Но, как и Стравинский и «Битлз», Гласс, казалось, был вынужден выйти за рамки стиля, который принес ему славу, как только публика его догнала. «Для меня минимализм был платформой, с которой я столкнулся как пловец», - говорит он. «От этого я прыгнул так далеко и так глубоко, как только мог. Писание для театра позволило мне заняться вопросами искусства: науки, религии, политики, всего спектра человеческого общества ».

Первым результатом, в 1980 году, была опера « Сатьяграха», которая была представлена ​​аншлаговой публике в Роттердаме. В этом исследовании философии ненасильственного сопротивления Мохандаса Ганди (свободный перевод сатьяграхи) сходились многие интересы композитора - Индия, история, социальная справедливость. Либретто было на санскрите из индуистского религиозного текста, Бхагавад-гиты . Сценическое действие изображало сцены из лет Ганди в Южной Африке, «засвидетельствованные» фигурами, которые вызывали его прошлое, настоящее и будущее - его друг Лев Толстой, индийский поэт Рабиндранат Тагор и Мартин Лютер Кинг младший Гласс оценили работу для обычных оркестровых инструментов, И музыка тоже изменилась: он создал волнующие романтические эры, почти мелодичные сюжетные линии, которые парили над повторяющимися фигурами. «В гармонии со своим предметом, - писал критик Маклеллан, - Гласс принял новый, ненасильственный стиль в своей музыке».

Гласс расширил эту сетку истории, общественного сознания и музыки в других «портретных операх», таких как « Акхнатен» 1984 года, о египетском фараоне, который восстал против религии своего времени и поддерживал монотеистического бога, и в 2002 году Галилео Галилей, который исследовал личные и интеллектуальные испытания астронома, принявшего религиозное учреждение и обнажившего вселенную до сознания Ренессанса. Как и в случае с Эйнштейном и Сатьяграхой, Гласс выбрал в качестве предметов, как он писал однажды, «людей, которые революционизировали мысли и события своего времени силой внутреннего видения».

Он всегда приветствовал сотрудников. С хореографом Твайлой Тарпом «Стекло» создано в верхней комнате . Он написал 1000 самолетов на крыше с драматургом Дэвидом Генри Хвангом. В 1986 году « Песни из Liquid Days» Glass заигрывал с поп-миром, сочиняя слова, предоставленные певцом Полом Саймоном и другими. В 1990 году он закрыл своеобразный круг « Пассажами», коллекцией, в которой смешаны индийские и западные темы, которую он сочинил с Шанкаром. В 2000 году он работал со своей первой женой, режиссером театра Джо Анн Акалайтис, над книгой Франца Кафки « В колонии для осужденных».

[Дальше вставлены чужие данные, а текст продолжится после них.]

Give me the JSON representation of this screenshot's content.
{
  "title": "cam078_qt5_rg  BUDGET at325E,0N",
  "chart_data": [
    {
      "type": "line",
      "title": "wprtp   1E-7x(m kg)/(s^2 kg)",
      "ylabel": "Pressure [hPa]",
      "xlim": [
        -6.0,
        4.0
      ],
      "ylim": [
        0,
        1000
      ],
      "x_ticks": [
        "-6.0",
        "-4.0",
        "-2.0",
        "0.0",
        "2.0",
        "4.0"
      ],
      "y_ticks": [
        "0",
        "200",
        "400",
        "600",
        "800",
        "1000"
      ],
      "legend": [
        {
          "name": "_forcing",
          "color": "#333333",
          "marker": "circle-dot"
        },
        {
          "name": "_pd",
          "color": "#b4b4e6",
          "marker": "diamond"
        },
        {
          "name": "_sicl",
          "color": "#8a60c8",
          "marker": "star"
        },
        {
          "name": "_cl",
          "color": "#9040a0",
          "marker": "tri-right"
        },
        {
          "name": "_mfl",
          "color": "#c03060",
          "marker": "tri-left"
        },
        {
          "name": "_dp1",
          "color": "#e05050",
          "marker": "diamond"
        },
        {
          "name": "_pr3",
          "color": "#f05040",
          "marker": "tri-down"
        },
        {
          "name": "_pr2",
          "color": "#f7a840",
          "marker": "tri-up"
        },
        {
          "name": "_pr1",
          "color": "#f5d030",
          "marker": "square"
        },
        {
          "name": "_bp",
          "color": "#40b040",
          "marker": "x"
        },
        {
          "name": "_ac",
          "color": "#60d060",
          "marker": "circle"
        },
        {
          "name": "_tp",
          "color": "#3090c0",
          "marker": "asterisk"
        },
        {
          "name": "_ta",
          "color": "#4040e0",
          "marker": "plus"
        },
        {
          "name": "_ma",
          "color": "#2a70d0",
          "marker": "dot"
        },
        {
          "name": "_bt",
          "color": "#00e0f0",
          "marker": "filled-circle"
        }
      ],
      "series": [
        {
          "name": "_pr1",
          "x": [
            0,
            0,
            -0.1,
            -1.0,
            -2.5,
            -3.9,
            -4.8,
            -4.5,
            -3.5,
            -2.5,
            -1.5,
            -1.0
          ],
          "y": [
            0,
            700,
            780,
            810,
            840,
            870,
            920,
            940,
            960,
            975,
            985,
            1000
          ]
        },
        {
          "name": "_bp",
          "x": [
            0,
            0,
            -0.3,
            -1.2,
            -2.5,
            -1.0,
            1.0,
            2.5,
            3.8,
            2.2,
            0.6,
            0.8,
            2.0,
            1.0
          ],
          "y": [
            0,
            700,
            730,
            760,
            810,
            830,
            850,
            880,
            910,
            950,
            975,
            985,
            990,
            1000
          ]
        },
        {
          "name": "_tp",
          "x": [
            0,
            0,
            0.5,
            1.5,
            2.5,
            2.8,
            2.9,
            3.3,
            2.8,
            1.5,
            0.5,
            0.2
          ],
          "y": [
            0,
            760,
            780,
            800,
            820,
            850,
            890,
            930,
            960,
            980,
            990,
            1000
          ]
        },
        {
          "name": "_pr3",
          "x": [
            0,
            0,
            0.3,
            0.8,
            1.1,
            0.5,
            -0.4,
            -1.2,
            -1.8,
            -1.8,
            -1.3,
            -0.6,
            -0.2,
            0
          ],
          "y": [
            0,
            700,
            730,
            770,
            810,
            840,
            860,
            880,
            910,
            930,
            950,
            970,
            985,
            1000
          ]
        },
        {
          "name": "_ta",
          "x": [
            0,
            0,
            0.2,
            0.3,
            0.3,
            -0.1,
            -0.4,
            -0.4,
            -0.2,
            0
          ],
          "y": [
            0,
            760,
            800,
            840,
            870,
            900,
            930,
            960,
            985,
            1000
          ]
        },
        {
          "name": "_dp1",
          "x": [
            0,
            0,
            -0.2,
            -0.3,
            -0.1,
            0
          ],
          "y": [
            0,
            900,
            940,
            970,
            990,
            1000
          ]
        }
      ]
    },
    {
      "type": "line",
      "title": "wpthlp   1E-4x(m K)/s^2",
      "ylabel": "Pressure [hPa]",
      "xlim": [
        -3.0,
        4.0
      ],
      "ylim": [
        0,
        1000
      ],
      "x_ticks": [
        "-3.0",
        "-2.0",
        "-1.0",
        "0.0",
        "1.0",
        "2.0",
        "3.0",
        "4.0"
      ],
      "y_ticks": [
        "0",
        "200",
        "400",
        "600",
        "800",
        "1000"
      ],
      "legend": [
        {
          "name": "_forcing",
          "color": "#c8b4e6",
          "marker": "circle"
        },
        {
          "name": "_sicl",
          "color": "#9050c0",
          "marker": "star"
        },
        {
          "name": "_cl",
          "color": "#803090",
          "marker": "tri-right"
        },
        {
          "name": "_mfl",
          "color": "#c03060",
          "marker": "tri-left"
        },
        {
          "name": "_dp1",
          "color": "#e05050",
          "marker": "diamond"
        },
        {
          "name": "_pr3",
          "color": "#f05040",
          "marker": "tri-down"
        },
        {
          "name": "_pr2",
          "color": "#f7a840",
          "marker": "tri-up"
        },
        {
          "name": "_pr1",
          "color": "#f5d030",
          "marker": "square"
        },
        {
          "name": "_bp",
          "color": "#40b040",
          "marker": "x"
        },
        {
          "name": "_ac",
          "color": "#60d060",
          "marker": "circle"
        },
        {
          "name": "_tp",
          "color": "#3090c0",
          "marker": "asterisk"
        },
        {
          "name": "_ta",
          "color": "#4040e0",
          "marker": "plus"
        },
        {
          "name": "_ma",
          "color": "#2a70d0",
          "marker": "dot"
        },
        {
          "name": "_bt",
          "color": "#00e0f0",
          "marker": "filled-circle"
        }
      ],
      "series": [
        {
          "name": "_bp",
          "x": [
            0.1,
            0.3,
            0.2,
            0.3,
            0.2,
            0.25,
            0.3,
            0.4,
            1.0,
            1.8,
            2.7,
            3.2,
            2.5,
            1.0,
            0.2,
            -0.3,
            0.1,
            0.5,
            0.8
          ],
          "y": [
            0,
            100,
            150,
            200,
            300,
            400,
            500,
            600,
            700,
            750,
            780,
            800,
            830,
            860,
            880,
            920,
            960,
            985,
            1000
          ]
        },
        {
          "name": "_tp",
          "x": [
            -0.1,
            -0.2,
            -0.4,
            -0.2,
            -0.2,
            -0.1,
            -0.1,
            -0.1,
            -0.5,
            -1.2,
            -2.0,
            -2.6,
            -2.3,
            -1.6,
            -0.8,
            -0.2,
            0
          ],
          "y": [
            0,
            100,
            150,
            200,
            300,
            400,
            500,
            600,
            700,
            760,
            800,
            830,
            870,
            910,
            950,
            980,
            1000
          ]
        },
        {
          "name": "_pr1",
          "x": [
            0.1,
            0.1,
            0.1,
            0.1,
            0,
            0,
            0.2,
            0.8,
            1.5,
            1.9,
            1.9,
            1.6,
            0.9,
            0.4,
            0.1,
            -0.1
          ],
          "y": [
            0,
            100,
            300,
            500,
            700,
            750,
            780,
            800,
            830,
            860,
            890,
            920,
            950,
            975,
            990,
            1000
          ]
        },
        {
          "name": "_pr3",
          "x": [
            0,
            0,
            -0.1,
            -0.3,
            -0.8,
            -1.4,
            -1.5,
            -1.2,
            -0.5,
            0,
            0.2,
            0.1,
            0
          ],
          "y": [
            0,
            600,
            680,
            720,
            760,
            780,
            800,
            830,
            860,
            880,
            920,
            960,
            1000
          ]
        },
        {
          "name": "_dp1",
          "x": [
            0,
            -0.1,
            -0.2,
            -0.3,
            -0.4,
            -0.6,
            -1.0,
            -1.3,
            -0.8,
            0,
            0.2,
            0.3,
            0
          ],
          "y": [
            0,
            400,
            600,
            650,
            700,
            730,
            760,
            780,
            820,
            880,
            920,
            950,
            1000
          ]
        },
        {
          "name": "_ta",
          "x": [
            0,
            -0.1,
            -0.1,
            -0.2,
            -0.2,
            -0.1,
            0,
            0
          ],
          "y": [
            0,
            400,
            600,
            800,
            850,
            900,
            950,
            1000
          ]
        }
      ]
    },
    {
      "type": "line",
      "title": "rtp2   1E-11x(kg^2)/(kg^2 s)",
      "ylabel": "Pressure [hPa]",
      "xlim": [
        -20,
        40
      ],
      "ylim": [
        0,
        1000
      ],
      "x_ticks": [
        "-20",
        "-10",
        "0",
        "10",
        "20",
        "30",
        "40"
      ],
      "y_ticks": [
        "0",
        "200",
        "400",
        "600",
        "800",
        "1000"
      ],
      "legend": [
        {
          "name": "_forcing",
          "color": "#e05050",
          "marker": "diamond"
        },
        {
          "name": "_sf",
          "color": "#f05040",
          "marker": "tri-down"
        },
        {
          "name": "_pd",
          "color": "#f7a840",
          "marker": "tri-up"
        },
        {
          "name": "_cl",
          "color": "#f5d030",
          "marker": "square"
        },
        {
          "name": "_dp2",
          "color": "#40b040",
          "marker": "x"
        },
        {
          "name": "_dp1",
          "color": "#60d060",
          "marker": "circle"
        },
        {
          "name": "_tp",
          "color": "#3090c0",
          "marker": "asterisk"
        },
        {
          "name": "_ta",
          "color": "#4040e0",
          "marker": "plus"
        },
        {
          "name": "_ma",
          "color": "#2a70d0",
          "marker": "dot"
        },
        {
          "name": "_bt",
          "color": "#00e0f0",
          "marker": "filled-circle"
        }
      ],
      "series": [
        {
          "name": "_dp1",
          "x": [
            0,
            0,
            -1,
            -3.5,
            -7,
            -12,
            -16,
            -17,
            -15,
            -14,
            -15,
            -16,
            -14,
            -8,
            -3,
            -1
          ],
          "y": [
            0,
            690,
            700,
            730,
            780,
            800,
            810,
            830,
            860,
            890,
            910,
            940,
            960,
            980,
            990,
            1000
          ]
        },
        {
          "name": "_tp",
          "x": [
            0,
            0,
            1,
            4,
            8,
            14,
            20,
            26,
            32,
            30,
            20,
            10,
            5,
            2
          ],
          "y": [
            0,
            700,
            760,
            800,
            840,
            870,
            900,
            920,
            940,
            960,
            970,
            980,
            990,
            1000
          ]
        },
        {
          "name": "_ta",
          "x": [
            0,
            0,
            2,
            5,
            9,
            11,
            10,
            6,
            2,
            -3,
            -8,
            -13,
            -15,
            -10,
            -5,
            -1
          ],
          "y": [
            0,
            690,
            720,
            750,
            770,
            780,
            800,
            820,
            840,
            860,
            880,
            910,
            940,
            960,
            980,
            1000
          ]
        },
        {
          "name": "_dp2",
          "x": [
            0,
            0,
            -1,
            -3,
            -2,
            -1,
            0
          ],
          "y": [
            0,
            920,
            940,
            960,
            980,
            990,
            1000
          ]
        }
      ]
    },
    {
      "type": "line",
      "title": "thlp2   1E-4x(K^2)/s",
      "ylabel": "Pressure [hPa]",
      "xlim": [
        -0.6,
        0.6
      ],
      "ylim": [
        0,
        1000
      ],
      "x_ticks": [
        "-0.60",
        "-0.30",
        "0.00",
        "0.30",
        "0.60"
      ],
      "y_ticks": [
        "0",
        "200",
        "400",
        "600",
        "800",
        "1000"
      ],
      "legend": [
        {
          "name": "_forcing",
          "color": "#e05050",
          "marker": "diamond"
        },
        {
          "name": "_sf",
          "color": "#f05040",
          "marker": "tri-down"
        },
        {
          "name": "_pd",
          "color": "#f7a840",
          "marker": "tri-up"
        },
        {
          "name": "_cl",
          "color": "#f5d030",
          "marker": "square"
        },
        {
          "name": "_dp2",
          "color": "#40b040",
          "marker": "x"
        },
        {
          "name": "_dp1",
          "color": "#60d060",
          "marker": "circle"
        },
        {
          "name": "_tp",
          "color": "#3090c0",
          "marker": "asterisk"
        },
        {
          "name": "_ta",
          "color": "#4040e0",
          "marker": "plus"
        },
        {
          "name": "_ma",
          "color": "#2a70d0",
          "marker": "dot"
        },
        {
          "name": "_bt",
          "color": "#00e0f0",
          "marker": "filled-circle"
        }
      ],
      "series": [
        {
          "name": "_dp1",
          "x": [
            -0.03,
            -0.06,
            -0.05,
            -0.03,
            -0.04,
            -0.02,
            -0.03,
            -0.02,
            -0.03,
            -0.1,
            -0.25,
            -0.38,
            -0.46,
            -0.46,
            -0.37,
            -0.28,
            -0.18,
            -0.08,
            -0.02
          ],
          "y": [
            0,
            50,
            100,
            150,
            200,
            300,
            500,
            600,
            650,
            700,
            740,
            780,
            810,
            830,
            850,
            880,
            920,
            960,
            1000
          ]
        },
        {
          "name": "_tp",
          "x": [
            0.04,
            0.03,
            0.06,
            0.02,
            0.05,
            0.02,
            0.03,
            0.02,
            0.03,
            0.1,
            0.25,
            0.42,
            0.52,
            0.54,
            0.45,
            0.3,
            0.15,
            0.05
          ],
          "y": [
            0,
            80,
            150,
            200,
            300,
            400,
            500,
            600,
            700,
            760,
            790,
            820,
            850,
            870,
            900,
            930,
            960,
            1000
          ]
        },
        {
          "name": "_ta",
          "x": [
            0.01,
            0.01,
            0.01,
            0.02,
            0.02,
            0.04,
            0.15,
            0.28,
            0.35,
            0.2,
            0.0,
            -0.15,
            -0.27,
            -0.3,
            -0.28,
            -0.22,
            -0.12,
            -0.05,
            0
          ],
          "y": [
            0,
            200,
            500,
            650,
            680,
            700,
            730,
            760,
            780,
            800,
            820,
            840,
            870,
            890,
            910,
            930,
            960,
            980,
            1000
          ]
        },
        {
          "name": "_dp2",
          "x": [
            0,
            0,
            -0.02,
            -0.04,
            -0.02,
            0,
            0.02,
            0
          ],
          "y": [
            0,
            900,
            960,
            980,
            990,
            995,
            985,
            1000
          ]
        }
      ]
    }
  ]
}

Возможно, его самые доступные работы - это саундтреки к фильмам. Недавно он завершил 20-летнее сотрудничество с режиссером Годфри Реджио в трилогии художественных фильмов «Катси» (фильмы называются «Хопи»: « Коянискаци», « Поваккаци» и « Накойкаци» ). В них неистовая музыка Гласса сочетается с изображениями влияния урбанизации и технологий на людей и землю. Эррол Моррис назвал «Гласс» документальным фильмом об убийстве Морриса «Тонкая голубая линия» 1988 года «самым важным элементом» фильма. (Гласс также предоставил музыку для нового фильма Морриса « Туман войны» о бывшем министре обороны Роберте С. Макнамаре.)

В то время как Оскар снова ускользнул от Гласса из-за его недавнего саундтрека к «Часам» - по крайней мере с одним критиком, осуждающим партитуру как «запугивающую [и] мелодраматическую» - многие отмечали решающую роль, которую музыка сыграла в фильме. Фактически, Майкл Каннингем, автор « Часов», писал: «В трех повторяющихся заметках Гласс может обнаружить что-то странное восхищение одинаковостью, которое Вулф обнаружил у женщины по имени Кларисса Дэллоуэй, выполняющей поручения обычным летним утром». И есть еще одно сходство. Каннингем говорит: «Последние 30 лет послужили тому, что Гласс перешагнул через край, так же как время перевело Вульфа из заблуждения в опору».

«Это хорошая вещь, когда ты становишься старше», - говорит композитор. «Это дает вам ощущение перспективы, которая является дверью к мудрости. Когда вы думаете - или вам говорят - что вы «будущее музыки», вы, вероятно, нет ».